Yoo and Bybee claimed, and still claim, that the President has the constitutional power to override all laws, all legal limits on his authority. If that were so, the entire Bill of Rights could be nullified at the will of the President. Everyone, left and right, conservative and liberal, Tea Party types and ACLUers, should be chilled by and afraid of that prospect.
It is instructive to compare the current situation with the Nixon impeachment process to see how far our standards have fallen.
The key issue in the impeachment of Richard Nixon was his claim that the President, as President, had the "inherent power" to exceed the limits imposed by the Bill of Rights.
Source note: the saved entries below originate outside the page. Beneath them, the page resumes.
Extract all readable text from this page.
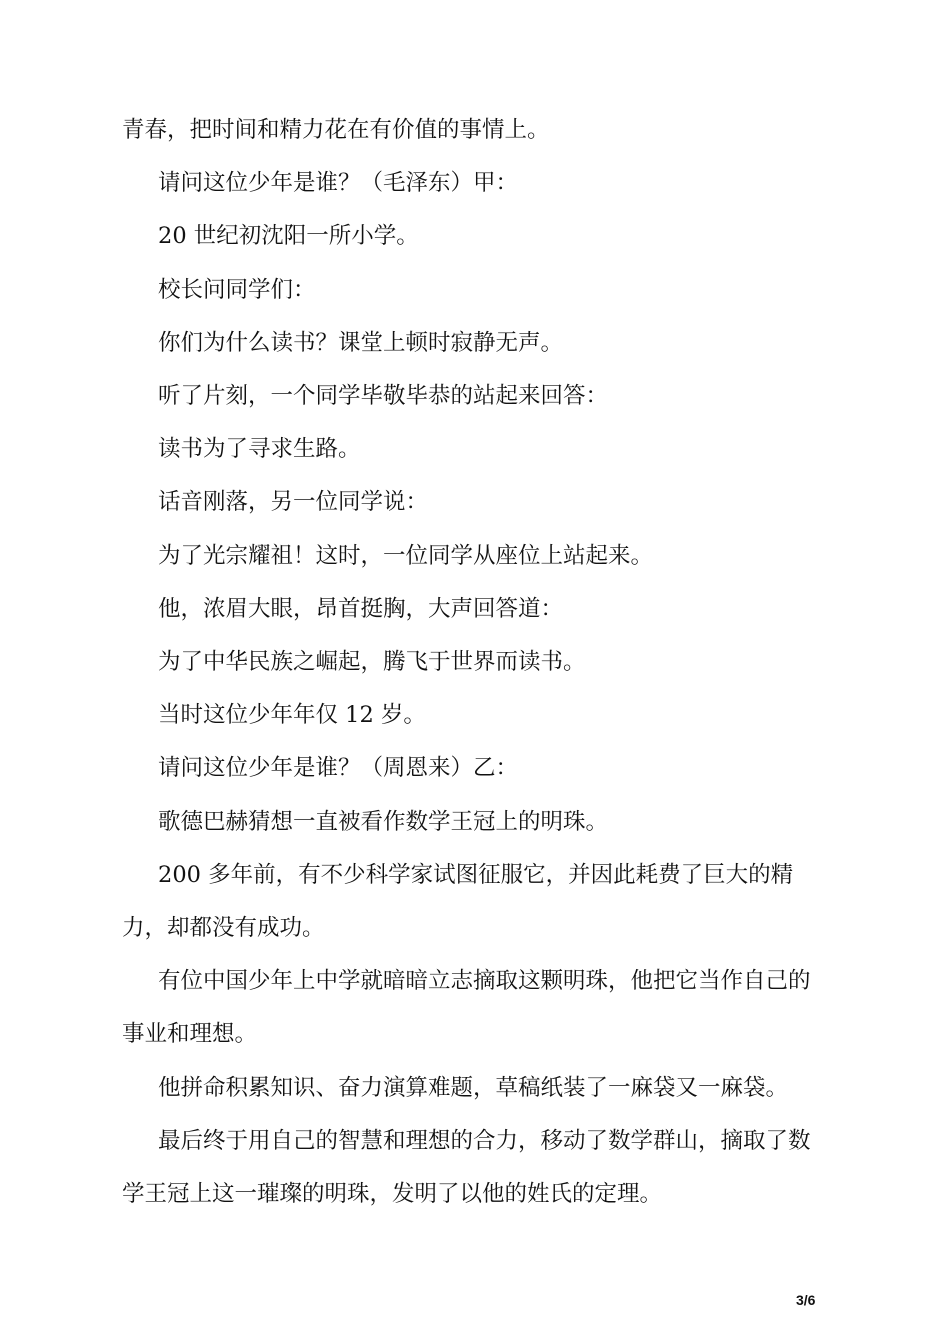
青春，把时间和精力花在有价值的事情上。

请问这位少年是谁？（毛泽东）甲：

20 世纪初沈阳一所小学。

校长问同学们：

你们为什么读书？课堂上顿时寂静无声。

听了片刻，一个同学毕敬毕恭的站起来回答：

读书为了寻求生路。

话音刚落，另一位同学说：

为了光宗耀祖！这时，一位同学从座位上站起来。

他，浓眉大眼，昂首挺胸，大声回答道：

为了中华民族之崛起，腾飞于世界而读书。

当时这位少年年仅 12 岁。

请问这位少年是谁？（周恩来）乙：

歌德巴赫猜想一直被看作数学王冠上的明珠。

200 多年前，有不少科学家试图征服它，并因此耗费了巨大的精力，却都没有成功。

有位中国少年上中学就暗暗立志摘取这颗明珠，他把它当作自己的事业和理想。

他拼命积累知识、奋力演算难题，草稿纸装了一麻袋又一麻袋。

最后终于用自己的智慧和理想的合力，移动了数学群山，摘取了数学王冠上这一璀璨的明珠，发明了以他的姓氏的定理。

3/6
This expansive and radical view of executive power was similar to Yoo's claims, except it was widely seen then as unacceptable and outrageous, and the report of the House Judiciary Committee recommending Nixon's impeachment at least implicitly rejected his claim of presidential power to act above the law.
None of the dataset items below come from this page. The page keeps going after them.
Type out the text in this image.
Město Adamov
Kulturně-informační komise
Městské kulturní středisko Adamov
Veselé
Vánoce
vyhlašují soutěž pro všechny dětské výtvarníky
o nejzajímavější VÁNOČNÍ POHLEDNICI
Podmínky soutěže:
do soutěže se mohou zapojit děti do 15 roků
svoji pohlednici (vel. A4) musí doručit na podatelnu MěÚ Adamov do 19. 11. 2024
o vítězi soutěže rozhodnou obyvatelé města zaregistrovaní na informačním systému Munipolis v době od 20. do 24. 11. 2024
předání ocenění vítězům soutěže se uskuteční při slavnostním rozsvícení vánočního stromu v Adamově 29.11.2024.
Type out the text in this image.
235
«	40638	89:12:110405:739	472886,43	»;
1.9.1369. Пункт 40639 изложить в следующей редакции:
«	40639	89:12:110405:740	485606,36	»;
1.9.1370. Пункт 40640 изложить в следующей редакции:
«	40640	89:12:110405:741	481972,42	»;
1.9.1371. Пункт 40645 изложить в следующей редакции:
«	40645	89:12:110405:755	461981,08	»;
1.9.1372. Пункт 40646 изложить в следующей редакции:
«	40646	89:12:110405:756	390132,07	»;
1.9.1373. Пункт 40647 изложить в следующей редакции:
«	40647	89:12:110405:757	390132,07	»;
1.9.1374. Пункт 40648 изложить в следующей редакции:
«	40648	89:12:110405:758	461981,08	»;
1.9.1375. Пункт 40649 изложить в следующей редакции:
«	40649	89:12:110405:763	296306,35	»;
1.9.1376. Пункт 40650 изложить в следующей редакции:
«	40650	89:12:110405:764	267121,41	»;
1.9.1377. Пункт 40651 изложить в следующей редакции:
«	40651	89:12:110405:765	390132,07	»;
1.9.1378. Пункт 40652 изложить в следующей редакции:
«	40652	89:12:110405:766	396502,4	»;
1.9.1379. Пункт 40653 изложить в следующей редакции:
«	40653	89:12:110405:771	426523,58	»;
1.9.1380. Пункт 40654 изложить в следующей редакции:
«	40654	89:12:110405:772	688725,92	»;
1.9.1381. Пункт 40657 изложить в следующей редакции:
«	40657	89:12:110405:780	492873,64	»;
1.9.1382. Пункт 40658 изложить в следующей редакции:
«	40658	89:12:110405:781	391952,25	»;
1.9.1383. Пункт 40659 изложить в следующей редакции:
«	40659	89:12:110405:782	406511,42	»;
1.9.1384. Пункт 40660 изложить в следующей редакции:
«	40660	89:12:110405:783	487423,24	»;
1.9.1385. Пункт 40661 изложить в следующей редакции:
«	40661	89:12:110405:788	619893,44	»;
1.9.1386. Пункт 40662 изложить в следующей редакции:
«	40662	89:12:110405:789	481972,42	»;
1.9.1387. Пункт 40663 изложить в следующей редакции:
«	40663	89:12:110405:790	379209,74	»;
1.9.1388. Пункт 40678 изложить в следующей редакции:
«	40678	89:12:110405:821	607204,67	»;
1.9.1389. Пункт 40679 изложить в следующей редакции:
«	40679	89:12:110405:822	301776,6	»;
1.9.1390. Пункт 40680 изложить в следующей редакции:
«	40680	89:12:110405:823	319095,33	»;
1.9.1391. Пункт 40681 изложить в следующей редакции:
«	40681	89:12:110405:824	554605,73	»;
Advocates of impeachment seized upon Nixon's claim of inherent executive power as requiring impeachment because by definition that claim, if allowed, nullified the Bill of Rights, which assures rights by establishing a specific set of legal limits on government power, including presidential power. Those advocates argued that the claim of inherent power to ignore those limits, as well as acts in furtherance of that claim, constituted a "high crime and misdemeanor" within the historical meaning of that term as set forth in the Constitution's impeachment power.
The argument at first seemed quixotic to some, but it caught fire with the public, and in turn the Congress, and less than 10 months later, Articles of Impeachment reflecting that view caused Nixon to resign in disgrace. Nixon's lawyers defended him with arguments in behalf of executive power similar to those made by Yoo and Bybee and their supporters, but few accepted such arguments and Nixon did not get away with a "poor judgment" slap on the wrist.
The difference between then and now is a difference of standards and the complicity of people in authority who tolerate it. And all of this is made worse by the fact that what was done under the legal authority provided by Yoo & Bybee was probably much worse than anything Nixon did.
The question now is what happens next? Where are the Good Americans ready to stand up and say "NO!"?